Melihat antusiasme pemilu di luar negeri, bayang-bayang kekuatiran tingginya angka golput pada pemilu 2019 kali ini nampaknya sedikit mengobati kecemasan. Justru yang terjadi adalah keresahan susahnya mendapatkan giliran mencoblos.
Bahkan banyak yang mengalami kegagalan kala WNI ingin menyalurkan pilihan politik alias hak suara. Kendala yang semestinya bisa diantisipasi.

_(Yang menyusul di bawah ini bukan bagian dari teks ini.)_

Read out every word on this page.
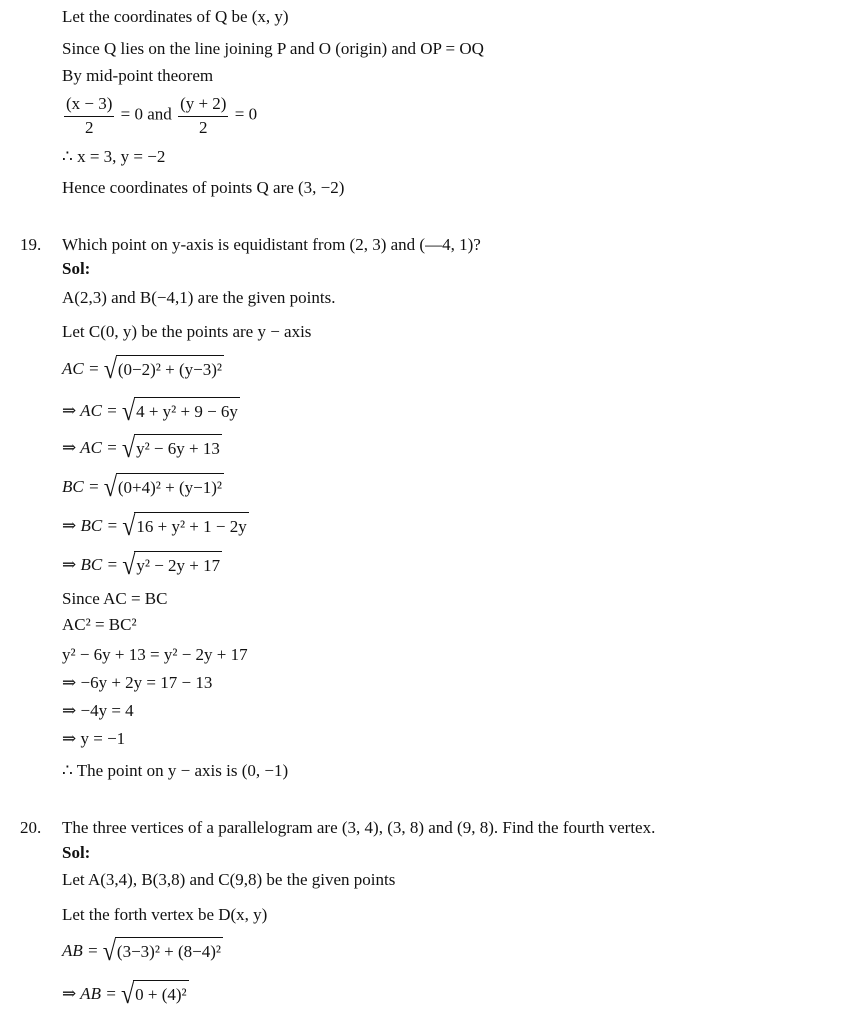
Let the coordinates of Q be (x, y)
Since Q lies on the line joining P and O (origin) and OP = OQ
By mid-point theorem
$\frac{(x - 3)}{2} = 0$ and $\frac{(y + 2)}{2} = 0$
∴ x = 3, y = −2
Hence coordinates of points Q are (3, −2)
19. Which point on y-axis is equidistant from (2, 3) and (—4, 1)?
Sol:
A(2,3) and B(−4,1) are the given points.
Let C(0, y) be the points are y − axis
AC = √ (0−2)² + (y−3)²
⇒ AC = √ 4 + y² + 9 − 6y
⇒ AC = √ y² − 6y + 13
BC = √ (0+4)² + (y−1)²
⇒ BC = √ 16 + y² + 1 − 2y
⇒ BC = √ y² − 2y + 17
Since AC = BC
AC² = BC²
y² − 6y + 13 = y² − 2y + 17
⇒ −6y + 2y = 17 − 13
⇒ −4y = 4
⇒ y = −1
∴ The point on y − axis is (0, −1)
20. The three vertices of a parallelogram are (3, 4), (3, 8) and (9, 8). Find the fourth vertex.
Sol:
Let A(3,4), B(3,8) and C(9,8) be the given points
Let the forth vertex be D(x, y)
AB = √ (3−3)² + (8−4)²
⇒ AB = √ 0 + (4)²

Hanya karena alasan teknis, Â panitia penyelenggara yang kurang bisa memprediksi antusiasme WNI di luar negeri.
Ya, perhelatan akbar lima tahunan di negeri ini, golput selakan menjadi ancaman rutin. Bahaya jika mereka mengabaikan hak pilihnya. Legitimasi pemilu yang baik akan berkurang. Imbasnya, ke depan akan muncul lagi orang-orang yang tidak baik, berkuasa kembali dengan leluasa.
Ya, golongan putih atau golput, nyatanya selalu ada dalam setiap penyelenggaraan pemilu. Angka ini termasuk cukup besar, karena berkisar antara 10-30 persen. Perhitungan itu berdasar data pemilu 1955 hingga pilpres 2014. Jumlah golput sangat tinggi, mencapai angka 30,42 persen.
Jadi, bayangkan kalau ada 10% saja dari misalnya 100 juta pemilih. Berarti jumlahnya sudah 10 juta orang. Kalau mencapai 30%, maka ada 30 juta suara yang terhilang. Angka yang tidak main-main. Besar! Tahun 2019 ini, ada 194 juta suara pemilih. Nah, coba hitung berapa jumlahnya.
Beda Konteks
Dalam penyelenggaraan pemilu 5 tahunan, ada konteks masa dan masalah yang berbeda ketika perilaku golput menggejala. Banyak hal yang mempengaruhi tindakan itu. Bisa karena kendala teknis ataupun non teknis. Tetapi lebih besar, fenomena golput marak terjadi karena faktor rasa dan logika.
Memilih itu hak. Tidak memilih pun, itu juga adalah hak. Sama-sama derajatnya. Mau memilih kalau ada calon yang jelas bisa dipilih. Pilihan itu ada. Kesempatan juga ada.
Namun, sebaliknya, manakala di antara pilihan yang ada, memang merasa tidak ada layak untuk dipilih. Lantas, mengapa harus memilih juga?
Bisa jadi ada persoalan moral, persoalan etika, persoalan hati nurani, persoalan naluri, persoalan akal budi. Jika memilih orang yang salah, yang "cacat", yang berbenturan dengan "nilai kebenaran" yang diyakini, akan membawa dampak penyesalan dan rasa bersalah berkepanjangan.
Oleh karenanya, lebih baik tidak memilih sekalian. Hal itu dirasa menjadi pilihan yang dianggap lebih tepat. Karena pilihan yang tersedia sama-sama buruknya.